Jamia Nagar is Jamia, Jamia is Jamia Nagar. Every second person studying at Jamia either lives with their families in Jamia Nagar or in paying guest houses and rented flats in Jamia. So to say the “outsiders” did the damage is to put the blame on Jamia itself.
The area is home to mixed communities, predominantly Muslim, either working class or employed in clerical jobs. “And yes, Jamia is very close to the locals here,” said Mantasha, a student at Jamia and a local resident. “The people see the attack on students in a way that their children are under attack.”
If you go to Jamia Nagar, you will still find men and women, many of them middle-aged, sitting in protest. They have been joined by people from nearby localities such as Shaheen Bagh, Abul Fazal colony, Ghaffar Manzil Colony and Batla House, the infamous Batla that has always been a favourite scapegoat for claims that it provides shelter to shady Islamic radicals.
The protest is primarily against the police violence on December 15, but also against the “unsecular steps” taken by the Bharatiya Janata Party, Mantasha explained. Many fear that the act, when used in tandem with the planned National Register of Citizens, will be the weapon that allows Muslims to be stripped of their citizehship.

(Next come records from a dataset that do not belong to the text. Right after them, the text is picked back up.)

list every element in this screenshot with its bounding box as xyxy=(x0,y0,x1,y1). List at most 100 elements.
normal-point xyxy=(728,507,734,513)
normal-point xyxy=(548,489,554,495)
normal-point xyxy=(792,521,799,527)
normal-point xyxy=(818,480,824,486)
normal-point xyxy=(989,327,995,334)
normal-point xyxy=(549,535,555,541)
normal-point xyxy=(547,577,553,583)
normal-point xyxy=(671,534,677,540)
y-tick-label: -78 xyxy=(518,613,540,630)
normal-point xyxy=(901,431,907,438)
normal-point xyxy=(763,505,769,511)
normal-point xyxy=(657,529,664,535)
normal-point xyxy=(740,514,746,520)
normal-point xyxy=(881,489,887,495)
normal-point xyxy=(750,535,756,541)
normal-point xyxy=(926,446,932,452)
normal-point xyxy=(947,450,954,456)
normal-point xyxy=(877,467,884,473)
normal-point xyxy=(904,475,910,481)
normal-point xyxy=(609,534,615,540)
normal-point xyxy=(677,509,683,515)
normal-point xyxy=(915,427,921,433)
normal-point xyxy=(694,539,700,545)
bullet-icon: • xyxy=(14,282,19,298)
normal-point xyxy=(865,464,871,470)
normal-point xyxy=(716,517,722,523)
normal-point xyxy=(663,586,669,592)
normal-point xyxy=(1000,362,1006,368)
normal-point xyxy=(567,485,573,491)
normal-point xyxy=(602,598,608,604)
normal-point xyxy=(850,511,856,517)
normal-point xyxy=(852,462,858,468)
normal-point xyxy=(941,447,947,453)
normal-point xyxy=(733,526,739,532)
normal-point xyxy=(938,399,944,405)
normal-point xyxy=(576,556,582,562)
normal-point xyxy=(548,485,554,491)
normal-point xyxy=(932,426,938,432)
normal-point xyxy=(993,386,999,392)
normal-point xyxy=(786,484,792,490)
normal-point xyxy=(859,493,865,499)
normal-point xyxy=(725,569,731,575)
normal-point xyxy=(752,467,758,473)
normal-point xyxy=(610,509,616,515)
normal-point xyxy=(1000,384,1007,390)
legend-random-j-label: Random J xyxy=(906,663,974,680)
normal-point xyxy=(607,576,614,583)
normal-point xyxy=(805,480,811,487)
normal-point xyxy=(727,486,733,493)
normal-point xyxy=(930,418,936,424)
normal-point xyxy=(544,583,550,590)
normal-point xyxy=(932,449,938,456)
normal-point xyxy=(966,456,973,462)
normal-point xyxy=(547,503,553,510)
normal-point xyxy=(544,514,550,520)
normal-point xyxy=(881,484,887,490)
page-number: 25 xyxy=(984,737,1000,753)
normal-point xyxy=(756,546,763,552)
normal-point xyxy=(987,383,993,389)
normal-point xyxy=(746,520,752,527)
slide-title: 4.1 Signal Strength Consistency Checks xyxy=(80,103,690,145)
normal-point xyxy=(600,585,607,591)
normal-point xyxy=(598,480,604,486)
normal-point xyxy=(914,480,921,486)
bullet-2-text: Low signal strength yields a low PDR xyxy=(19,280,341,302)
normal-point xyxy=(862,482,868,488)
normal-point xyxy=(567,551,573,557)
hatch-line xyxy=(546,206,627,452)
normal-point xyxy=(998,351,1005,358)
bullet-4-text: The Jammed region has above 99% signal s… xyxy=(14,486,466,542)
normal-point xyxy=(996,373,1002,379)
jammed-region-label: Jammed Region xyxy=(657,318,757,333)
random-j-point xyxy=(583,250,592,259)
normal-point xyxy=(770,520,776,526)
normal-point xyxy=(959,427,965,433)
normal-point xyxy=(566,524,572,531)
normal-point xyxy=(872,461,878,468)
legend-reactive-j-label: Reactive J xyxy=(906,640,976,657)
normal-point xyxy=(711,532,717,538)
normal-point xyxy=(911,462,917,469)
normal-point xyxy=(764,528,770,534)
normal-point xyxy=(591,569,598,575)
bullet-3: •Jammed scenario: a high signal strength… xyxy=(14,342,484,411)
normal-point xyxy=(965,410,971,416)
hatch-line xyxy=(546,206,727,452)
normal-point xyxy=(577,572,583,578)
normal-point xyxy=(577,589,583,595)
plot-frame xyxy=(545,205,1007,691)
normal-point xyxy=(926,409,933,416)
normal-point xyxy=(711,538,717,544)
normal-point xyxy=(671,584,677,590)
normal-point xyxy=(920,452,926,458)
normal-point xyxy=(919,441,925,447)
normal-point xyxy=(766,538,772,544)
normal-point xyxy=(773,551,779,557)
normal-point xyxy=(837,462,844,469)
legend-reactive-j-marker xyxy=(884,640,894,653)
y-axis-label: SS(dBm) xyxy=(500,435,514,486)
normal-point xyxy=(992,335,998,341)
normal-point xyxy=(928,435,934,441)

These people have kept up a massive protest over the past 10 days or so, along with students of the university. Can you really identify an insider from an outsider here? You cannot. And you need not.
No outsiders
Admitted, it was people from outside the campus who had set off chaos and not Jamia students. The police justified violence on students claiming that uneducated outsiders had created it. But these people have have been part and parcel of the university’s everyday life.
The point is, they were supposed to have been educated and made aware about the core reasons for the agitation when they came out to protest. They should have been mobilised in a way that would not lead to a riot-like situation. They would have understood the importance of protesting peacefully if they knew how high the stakes were.
When the administration transferred the blame on outsiders, it slid into the narrative of the insiders versus infiltrators that Jamia had been countering in its protests. The administration’s statement cast these so-called outsiders as unwanted, which they have never been in Jamia.
Of cours,e there is a line that has to divide the inside from the outside but we know the people from surrounding areas were out on the streets because Jamia was set on fire by external forces – the police. In the fight to attain freedom from exclusionary forces in the government, let us not end up sowing the seeds of exclusion within ourselves.